Complexity is also an issue. Mr Weston says: “Building a tunnel or power station is immensely complicated, so you have to understand all the inherent risks to invest. You need lots of resources for that, which makes infrastructure investing expensive. PIP was set up to reduce those costs and those barriers to entry.”

Marcus Ayre, co-head of infrastructure transactions at First State Investments, says UK projects have reduced because private sector development has fallen out of favour politically. “But other markets have found ways of matching institutional capital with quality projects, so it can be done,” he says. “Europe has been consistently the most active market for infrastructure. Australia has punched above its weight.

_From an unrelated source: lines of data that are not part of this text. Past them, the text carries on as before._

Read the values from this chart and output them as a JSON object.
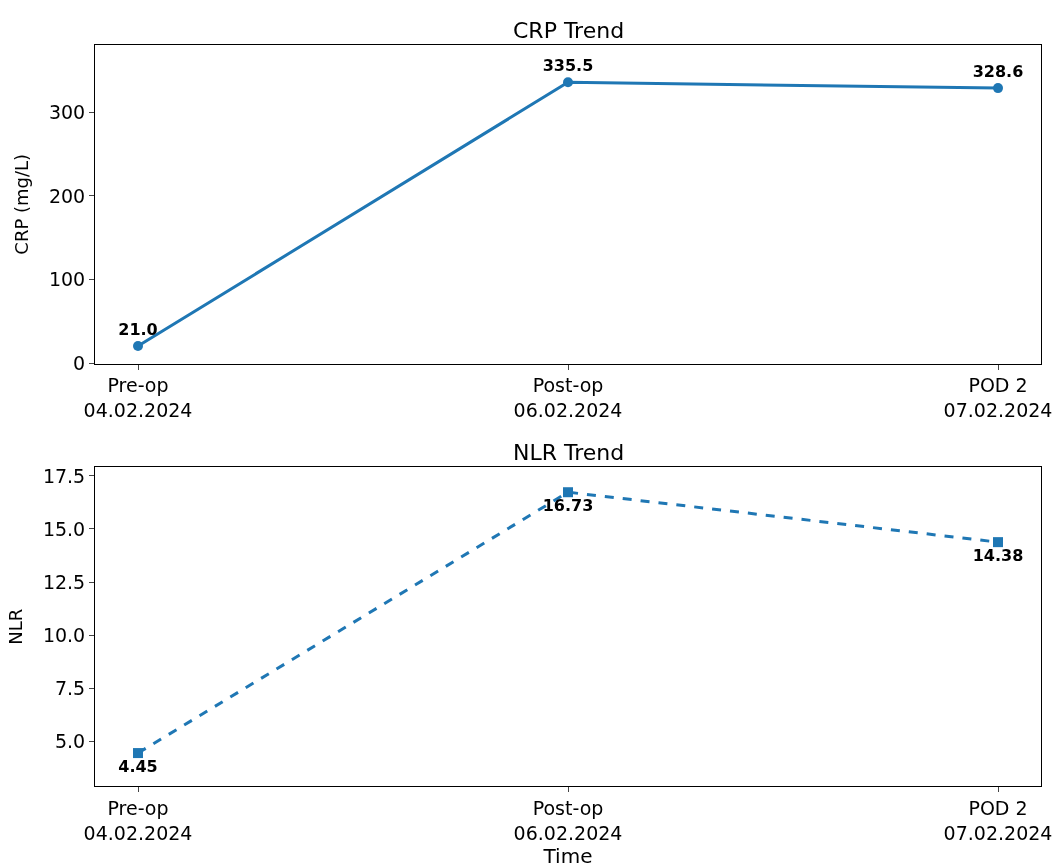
{
  "chart_data": [
    {
      "type": "line",
      "title": "CRP Trend",
      "ylabel": "CRP (mg/L)",
      "categories": [
        "Pre-op\n04.02.2024",
        "Post-op\n06.02.2024",
        "POD 2\n07.02.2024"
      ],
      "series": [
        {
          "color": "#1f77b4",
          "values": [
            21.0,
            335.5,
            328.6
          ],
          "value_labels": [
            "21.0",
            "335.5",
            "328.6"
          ]
        }
      ],
      "ylim": [
        0,
        380
      ],
      "yticks": [
        0,
        100,
        200,
        300
      ],
      "marker": "circle",
      "line_style": "solid"
    },
    {
      "type": "line",
      "title": "NLR Trend",
      "xlabel": "Time",
      "ylabel": "NLR",
      "categories": [
        "Pre-op\n04.02.2024",
        "Post-op\n06.02.2024",
        "POD 2\n07.02.2024"
      ],
      "series": [
        {
          "color": "#1f77b4",
          "values": [
            4.45,
            16.73,
            14.38
          ]
        }
      ],
      "ylim": [
        2.9,
        17.9
      ],
      "yticks": [
        {
          "value": 5,
          "label": "5.0"
        },
        {
          "value": 7.5,
          "label": "7.5"
        },
        {
          "value": 10,
          "label": "10.0"
        },
        {
          "value": 12.5,
          "label": "12.5"
        },
        {
          "value": 15,
          "label": "15.0"
        },
        {
          "value": 17.5,
          "label": "17.5"
        }
      ],
      "marker": "square",
      "line_style": "dashed",
      "data_labels": true
    }
  ]
}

The US has always promised a market, but that hasn’t materialised.”

Robert Love, head of research at Asset Intelligence Research, recommends diversifying to infrastructure investments related to new technologies, such as datacentres, fibre optic cables and mobile phone towers. “Sticking to older infrastructure types is a risk because it might be less prevalent in 20 years,” says Mr Love. “But early adoption of new technology is also a risk as these markets evolve quickly.”

Another barrier to investment has been the lack of standardised performance data enabling comparison between investments. Mr Ayre says: “Getting comparable data is not straightforward though indices are appearing. But infrastructure investment has shown itself to be resilient, even in economic downturn, and delivered dividend yield plus capital appreciation over the last decade.”

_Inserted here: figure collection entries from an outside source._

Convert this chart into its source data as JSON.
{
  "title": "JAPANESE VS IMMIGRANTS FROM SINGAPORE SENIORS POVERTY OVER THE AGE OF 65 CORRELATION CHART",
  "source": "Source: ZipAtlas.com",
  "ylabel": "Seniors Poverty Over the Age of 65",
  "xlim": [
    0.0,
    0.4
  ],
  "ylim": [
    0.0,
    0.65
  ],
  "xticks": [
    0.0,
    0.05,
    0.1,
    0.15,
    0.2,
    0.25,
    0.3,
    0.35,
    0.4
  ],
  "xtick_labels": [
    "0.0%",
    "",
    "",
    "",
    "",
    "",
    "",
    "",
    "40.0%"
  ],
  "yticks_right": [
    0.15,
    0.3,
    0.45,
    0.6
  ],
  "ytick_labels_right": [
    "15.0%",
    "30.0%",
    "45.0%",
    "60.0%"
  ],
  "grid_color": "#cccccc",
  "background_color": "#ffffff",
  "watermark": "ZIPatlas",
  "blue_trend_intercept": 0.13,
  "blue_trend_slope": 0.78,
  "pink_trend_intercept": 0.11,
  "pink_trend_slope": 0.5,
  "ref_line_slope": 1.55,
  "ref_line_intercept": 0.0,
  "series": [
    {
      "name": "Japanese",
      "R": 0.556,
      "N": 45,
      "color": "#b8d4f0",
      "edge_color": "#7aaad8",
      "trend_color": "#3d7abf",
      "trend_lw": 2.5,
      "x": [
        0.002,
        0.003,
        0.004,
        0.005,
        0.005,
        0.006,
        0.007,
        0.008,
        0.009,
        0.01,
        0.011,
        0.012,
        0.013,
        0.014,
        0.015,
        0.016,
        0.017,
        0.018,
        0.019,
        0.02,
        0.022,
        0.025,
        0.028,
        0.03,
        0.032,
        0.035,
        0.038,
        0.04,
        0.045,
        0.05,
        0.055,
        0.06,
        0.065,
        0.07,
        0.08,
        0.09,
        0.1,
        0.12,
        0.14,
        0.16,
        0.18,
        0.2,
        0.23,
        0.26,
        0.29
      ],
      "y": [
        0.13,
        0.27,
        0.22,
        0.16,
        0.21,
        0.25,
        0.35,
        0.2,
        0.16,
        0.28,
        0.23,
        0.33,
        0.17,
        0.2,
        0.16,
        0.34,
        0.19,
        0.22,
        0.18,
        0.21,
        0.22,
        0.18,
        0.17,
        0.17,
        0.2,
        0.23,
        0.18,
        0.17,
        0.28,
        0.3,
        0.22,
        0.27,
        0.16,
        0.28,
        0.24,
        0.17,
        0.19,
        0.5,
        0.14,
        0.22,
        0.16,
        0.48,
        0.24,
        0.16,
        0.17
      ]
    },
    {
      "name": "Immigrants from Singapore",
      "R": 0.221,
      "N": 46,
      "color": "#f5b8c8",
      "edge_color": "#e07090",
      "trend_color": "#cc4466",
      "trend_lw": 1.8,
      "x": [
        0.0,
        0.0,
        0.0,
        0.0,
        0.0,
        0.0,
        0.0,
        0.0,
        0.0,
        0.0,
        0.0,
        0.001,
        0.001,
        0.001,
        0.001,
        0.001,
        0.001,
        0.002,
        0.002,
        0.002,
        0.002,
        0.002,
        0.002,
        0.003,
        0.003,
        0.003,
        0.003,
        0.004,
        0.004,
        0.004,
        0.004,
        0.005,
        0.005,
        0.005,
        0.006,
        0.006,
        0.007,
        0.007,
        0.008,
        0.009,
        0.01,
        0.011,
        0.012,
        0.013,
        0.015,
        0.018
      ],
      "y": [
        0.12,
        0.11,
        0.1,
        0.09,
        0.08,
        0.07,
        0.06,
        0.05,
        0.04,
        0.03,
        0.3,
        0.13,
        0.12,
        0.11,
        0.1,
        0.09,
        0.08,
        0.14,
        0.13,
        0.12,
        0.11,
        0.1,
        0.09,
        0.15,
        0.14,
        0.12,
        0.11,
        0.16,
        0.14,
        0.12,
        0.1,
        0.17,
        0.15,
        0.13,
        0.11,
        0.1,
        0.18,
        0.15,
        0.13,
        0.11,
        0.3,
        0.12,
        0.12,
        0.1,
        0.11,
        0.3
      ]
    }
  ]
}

New comparison data emerged recently from the Edhec Infrastructure Institute, supported by the Organisation for Economic Co-operation and Development, G20 and the World Bank. It published European benchmarks that enable investors to measure risk-adjusted returns and compare investments within the sector and with other asset classes. It also plans to publish global data by early-2019.

Sarah Tame, associate director at Edhec Infrastructure Institute, says: “Although infrastructure is illiquid, our research shows that if you can measure the risk-adjusted performance effectively, investment becomes much less challenging.

“You do see negative returns on some assets. But our benchmarks give a portfolio view and indicate that risks reduce considerably as they spread across the portfolio. The research also shows that infrastructure provided greater performance and lower risk compared to the stock market between 2000 and 2016.

“There is an influx of institutional capital chasing the same trophy assets in Europe. But better data brings greater transparency and opens the decision about where to invest.”